Lynch, 51, argues he could do a better job running government and points to his experience in saving Pennsylvania-based furniture maker Knoll Inc.
So far, Benson has sidestepped Lynch's criticisms, calling them ineffective and off-topic. Instead, he accuses Lynch of promoting a school aid plan that Benson says would force the state to adopt an income tax.
Both Benson and Lynch have pledged to veto an income tax, but Benson argues Lynch would break that promise.

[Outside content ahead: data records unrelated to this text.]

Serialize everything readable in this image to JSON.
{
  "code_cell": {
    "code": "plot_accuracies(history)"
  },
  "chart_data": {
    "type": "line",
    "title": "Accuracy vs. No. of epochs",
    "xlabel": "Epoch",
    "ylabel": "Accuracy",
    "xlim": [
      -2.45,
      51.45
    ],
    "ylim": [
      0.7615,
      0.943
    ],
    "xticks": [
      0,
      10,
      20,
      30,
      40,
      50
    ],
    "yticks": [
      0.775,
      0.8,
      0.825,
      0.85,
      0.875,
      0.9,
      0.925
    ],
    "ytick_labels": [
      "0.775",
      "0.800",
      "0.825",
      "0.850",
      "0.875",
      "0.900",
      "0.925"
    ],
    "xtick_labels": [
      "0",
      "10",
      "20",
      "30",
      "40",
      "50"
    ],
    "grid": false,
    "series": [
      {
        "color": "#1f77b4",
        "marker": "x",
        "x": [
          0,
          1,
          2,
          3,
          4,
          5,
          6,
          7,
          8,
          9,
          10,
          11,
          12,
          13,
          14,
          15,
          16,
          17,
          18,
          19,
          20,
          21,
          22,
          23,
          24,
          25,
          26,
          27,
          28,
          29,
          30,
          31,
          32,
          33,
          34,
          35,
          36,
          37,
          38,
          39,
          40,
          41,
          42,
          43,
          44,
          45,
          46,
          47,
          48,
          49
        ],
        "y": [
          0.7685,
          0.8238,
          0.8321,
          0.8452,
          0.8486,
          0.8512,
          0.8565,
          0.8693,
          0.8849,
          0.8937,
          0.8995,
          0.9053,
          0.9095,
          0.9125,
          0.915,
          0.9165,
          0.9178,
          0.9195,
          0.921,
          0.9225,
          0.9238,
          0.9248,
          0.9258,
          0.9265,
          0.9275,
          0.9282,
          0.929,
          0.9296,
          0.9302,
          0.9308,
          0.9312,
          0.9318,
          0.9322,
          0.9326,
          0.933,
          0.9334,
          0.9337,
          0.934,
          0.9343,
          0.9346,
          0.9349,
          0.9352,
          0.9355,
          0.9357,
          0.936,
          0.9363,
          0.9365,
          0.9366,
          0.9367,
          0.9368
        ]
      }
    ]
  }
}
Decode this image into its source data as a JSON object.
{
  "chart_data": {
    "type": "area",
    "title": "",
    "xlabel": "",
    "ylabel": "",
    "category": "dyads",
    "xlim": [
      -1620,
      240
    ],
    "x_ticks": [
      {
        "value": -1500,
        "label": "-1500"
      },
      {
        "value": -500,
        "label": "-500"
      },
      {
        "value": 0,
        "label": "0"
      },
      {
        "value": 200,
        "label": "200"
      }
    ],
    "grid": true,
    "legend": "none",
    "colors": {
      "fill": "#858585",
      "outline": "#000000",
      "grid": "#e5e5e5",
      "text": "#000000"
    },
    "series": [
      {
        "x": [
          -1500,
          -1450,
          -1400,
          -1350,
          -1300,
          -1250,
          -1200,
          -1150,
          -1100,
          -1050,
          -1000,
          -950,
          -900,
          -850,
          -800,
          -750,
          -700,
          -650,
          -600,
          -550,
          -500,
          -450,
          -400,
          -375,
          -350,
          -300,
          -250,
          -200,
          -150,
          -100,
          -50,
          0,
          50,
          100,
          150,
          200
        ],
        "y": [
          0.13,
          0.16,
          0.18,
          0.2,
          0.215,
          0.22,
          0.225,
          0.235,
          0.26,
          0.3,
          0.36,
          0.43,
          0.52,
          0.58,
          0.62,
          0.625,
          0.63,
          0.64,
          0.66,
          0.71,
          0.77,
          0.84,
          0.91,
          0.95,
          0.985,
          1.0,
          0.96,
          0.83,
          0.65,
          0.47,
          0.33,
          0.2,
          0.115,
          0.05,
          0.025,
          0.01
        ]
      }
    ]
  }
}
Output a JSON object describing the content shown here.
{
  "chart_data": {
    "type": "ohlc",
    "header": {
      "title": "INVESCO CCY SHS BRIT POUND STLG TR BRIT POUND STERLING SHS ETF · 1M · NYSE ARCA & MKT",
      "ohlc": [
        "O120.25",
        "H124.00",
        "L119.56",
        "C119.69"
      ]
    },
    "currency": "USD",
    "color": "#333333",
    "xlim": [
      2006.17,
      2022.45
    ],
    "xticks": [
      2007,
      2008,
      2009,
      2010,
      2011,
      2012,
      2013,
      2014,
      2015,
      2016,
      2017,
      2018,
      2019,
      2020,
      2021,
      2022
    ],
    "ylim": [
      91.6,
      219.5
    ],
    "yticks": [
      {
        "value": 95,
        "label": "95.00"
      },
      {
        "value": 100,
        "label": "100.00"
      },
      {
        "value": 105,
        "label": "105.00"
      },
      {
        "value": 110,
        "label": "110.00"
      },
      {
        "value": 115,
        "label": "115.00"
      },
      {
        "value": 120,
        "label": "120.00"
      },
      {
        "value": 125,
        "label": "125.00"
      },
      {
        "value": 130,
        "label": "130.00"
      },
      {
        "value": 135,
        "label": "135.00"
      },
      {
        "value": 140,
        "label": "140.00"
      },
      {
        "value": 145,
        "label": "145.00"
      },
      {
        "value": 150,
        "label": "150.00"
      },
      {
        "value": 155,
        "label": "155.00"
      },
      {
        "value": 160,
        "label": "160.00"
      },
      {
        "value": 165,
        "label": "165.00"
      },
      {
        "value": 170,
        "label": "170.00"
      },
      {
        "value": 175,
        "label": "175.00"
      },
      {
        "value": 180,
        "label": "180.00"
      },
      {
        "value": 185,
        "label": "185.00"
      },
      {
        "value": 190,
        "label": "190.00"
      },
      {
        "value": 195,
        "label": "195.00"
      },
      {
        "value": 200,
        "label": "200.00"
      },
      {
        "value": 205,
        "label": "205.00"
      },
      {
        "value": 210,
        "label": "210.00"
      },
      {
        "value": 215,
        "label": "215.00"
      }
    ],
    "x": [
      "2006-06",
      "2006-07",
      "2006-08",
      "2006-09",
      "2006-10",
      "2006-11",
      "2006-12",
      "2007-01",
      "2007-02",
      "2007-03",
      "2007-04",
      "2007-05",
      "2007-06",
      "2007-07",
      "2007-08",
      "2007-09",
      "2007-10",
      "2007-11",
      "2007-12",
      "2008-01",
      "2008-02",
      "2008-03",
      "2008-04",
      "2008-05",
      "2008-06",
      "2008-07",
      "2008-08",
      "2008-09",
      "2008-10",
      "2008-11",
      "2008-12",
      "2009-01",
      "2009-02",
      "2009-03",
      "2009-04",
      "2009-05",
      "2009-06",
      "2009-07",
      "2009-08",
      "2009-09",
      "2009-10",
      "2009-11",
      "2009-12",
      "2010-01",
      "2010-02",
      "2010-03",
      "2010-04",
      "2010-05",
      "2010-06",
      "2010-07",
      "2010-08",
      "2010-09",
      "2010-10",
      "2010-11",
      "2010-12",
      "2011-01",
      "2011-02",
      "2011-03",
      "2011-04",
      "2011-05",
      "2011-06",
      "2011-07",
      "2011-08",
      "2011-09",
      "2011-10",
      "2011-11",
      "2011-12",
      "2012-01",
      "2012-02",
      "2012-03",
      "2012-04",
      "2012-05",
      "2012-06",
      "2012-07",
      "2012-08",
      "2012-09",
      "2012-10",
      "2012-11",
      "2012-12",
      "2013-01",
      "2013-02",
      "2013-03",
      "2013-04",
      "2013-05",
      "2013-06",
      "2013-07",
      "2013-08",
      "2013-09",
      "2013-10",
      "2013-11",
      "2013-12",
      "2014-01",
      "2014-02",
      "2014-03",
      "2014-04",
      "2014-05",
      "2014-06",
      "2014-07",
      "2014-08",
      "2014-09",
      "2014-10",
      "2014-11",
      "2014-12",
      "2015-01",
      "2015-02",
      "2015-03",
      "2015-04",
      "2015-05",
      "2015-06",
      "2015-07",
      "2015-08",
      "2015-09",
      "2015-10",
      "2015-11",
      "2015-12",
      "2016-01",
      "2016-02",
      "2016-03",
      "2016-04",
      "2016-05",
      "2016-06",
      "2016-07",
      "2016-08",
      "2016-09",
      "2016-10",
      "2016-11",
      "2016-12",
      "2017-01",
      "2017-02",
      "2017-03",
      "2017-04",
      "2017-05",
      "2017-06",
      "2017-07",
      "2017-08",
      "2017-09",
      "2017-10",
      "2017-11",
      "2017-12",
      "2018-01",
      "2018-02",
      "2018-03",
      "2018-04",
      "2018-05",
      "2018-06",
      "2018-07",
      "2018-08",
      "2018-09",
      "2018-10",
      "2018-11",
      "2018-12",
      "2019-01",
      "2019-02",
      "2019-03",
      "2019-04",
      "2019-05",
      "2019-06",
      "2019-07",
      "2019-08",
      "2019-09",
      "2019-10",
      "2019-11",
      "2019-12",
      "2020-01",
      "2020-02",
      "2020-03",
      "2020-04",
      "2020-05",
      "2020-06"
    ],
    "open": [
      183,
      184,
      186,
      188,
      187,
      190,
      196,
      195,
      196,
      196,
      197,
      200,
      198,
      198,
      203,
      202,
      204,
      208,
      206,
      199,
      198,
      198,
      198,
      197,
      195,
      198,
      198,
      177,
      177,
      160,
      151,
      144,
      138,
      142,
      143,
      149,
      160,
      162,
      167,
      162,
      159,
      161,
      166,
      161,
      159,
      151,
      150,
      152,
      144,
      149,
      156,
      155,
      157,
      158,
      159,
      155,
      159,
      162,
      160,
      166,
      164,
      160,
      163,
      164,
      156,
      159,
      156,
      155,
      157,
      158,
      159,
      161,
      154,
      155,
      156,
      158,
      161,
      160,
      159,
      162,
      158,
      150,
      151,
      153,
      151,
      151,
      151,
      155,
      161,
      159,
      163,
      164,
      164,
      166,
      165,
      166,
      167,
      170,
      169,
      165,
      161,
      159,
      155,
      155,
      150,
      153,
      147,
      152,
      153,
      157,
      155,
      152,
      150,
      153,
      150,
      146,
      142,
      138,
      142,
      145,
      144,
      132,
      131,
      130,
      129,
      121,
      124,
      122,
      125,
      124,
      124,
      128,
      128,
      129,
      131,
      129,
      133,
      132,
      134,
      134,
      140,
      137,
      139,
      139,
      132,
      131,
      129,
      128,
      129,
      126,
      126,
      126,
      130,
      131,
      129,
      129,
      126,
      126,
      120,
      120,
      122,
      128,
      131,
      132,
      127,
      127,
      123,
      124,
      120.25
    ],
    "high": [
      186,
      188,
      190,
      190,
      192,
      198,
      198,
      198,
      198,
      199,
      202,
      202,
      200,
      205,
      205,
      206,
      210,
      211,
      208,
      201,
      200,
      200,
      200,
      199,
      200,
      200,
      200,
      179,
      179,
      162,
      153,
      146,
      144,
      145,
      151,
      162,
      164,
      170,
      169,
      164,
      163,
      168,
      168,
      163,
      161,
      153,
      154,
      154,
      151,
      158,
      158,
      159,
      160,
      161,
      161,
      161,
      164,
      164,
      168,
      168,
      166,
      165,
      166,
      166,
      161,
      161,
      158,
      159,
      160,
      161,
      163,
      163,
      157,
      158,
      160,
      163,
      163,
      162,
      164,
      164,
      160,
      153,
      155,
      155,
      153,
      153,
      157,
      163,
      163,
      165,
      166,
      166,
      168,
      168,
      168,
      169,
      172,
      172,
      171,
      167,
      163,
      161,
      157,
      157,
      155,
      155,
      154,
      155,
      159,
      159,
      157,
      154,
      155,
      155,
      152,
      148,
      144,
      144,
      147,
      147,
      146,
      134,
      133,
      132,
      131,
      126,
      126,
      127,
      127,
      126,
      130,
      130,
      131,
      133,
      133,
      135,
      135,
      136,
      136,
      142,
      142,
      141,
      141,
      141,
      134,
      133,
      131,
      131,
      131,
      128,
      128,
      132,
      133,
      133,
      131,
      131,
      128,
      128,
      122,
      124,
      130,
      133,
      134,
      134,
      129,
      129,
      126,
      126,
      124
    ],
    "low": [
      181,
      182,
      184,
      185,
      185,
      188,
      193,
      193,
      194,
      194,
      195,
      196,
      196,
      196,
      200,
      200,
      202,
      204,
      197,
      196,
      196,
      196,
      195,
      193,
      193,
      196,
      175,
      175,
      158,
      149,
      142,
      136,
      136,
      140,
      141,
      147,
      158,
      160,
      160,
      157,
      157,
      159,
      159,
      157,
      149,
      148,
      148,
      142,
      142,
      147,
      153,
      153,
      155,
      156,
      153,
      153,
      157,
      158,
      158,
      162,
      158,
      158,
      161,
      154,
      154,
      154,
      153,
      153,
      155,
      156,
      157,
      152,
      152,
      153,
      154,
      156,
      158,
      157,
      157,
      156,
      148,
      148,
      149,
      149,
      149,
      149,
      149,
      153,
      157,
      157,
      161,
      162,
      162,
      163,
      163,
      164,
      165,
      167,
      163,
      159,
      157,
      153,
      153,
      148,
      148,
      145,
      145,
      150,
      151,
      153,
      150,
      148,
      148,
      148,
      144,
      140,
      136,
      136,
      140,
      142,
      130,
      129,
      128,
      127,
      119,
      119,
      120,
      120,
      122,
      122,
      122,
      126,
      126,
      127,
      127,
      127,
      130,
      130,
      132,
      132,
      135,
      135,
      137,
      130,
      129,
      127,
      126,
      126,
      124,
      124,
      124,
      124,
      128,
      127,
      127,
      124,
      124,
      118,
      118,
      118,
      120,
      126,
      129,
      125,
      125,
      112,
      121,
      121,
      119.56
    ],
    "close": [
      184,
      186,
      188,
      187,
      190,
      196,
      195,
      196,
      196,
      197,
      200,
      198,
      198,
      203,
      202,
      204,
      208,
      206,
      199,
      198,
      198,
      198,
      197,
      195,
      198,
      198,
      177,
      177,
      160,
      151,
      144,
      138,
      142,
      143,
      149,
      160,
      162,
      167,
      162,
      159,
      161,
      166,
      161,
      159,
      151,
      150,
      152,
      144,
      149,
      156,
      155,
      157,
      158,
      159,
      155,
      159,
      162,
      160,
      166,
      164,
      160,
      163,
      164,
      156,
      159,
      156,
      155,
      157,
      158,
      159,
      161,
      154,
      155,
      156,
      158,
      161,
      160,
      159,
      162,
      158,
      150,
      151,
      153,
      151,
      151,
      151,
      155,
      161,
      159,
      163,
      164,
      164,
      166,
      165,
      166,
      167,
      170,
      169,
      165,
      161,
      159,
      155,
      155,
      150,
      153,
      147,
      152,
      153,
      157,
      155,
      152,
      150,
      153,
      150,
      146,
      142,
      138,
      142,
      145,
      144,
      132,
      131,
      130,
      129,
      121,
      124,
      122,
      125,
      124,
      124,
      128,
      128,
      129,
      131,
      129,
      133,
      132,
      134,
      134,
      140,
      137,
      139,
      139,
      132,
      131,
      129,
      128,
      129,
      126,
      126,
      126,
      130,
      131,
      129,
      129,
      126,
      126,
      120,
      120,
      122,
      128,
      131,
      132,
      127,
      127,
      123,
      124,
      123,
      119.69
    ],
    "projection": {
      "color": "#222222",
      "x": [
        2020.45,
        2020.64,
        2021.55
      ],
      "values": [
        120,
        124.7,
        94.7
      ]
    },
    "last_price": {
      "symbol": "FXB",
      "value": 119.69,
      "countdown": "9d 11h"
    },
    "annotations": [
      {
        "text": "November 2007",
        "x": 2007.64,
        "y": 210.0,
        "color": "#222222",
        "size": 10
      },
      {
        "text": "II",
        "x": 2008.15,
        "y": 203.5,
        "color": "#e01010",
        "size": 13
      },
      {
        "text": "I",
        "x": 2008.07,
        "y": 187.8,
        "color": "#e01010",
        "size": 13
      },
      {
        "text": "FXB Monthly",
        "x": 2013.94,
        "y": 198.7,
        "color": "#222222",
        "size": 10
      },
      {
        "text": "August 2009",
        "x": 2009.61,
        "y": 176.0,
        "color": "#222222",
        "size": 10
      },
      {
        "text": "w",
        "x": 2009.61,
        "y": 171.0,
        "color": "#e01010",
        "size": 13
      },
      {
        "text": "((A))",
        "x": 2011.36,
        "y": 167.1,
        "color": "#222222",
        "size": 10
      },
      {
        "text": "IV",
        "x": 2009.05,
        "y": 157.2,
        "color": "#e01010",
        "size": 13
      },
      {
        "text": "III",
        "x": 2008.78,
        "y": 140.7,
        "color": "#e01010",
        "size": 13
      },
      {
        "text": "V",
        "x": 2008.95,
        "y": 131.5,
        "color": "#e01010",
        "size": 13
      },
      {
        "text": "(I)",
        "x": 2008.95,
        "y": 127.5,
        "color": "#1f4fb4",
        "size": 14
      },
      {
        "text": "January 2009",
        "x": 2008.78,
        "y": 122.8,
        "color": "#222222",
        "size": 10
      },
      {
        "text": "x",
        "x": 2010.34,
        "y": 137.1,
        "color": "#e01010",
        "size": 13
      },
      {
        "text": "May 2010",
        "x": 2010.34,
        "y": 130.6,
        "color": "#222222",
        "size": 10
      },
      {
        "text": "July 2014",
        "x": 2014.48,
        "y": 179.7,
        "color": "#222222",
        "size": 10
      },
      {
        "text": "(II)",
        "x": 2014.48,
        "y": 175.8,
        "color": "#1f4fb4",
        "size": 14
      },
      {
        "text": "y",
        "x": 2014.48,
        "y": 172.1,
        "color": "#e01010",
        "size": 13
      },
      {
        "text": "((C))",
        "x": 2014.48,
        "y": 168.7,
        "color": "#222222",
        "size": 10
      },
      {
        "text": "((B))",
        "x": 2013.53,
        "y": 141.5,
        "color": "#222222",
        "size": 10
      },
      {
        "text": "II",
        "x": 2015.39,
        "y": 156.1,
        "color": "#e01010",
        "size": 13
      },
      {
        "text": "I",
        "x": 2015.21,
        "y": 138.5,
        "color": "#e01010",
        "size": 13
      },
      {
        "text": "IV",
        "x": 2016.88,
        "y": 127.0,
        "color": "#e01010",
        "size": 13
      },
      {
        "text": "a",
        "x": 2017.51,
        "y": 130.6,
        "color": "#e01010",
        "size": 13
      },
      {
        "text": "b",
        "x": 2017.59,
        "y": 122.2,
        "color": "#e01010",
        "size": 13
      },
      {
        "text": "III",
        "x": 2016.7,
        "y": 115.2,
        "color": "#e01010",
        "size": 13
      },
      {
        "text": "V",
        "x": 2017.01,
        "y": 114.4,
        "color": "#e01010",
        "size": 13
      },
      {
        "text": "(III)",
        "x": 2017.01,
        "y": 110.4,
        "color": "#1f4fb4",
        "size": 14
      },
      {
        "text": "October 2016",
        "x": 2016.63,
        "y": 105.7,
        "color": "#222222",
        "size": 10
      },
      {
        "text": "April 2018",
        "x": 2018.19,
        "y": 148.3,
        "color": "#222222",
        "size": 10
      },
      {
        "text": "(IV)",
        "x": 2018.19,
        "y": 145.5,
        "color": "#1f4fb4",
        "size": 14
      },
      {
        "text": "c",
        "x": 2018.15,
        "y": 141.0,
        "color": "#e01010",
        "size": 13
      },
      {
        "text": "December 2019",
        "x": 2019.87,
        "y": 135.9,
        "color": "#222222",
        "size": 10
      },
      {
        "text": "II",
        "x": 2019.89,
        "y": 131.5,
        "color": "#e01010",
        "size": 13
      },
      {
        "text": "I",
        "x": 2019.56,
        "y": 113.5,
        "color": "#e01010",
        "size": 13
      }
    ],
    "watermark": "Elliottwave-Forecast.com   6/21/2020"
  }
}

Pledging to veto broad-based income and sales taxes in a state that charges neither was a prerequisite for candidates running for governor for 30 years until Democratic Gov. Jeanne Shaheen won a third term in 2000 despite refusing to make the promise.
Two years ago, Benson easily defeated Democrat Mark Fernald, who ran on an income tax platform while Benson pledged to block all new taxes.
The candidates' focus on ethics and taxes could overshadow other issues in the race, such as Benson's push to make it easier for residents to buy medicine from Canada and Lynch's opposition to allowing health insurers to use demographic information in setting rates for small businesses.
It's unclear whether Benson's troubles might spill over into President Bush's effort to recapture New Hampshire this fall. Bush beat Democrat Al Gore in 2000 by a slim 7,211 votes. New Hampshire's four electoral votes proved to be the winning margin, with Bush claiming 271 electoral votes to Gore's 267.
Republicans hold the edge in voter registration: 34 percent of New Hampshire's 714,119 registered voters are Republicans, while 28 percent are Democrats. But a growing bloc, 38 percent of voters, is undeclared and less likely to stick with either political party.
Norma Love covers the New Hampshire Statehouse for The Associated Press.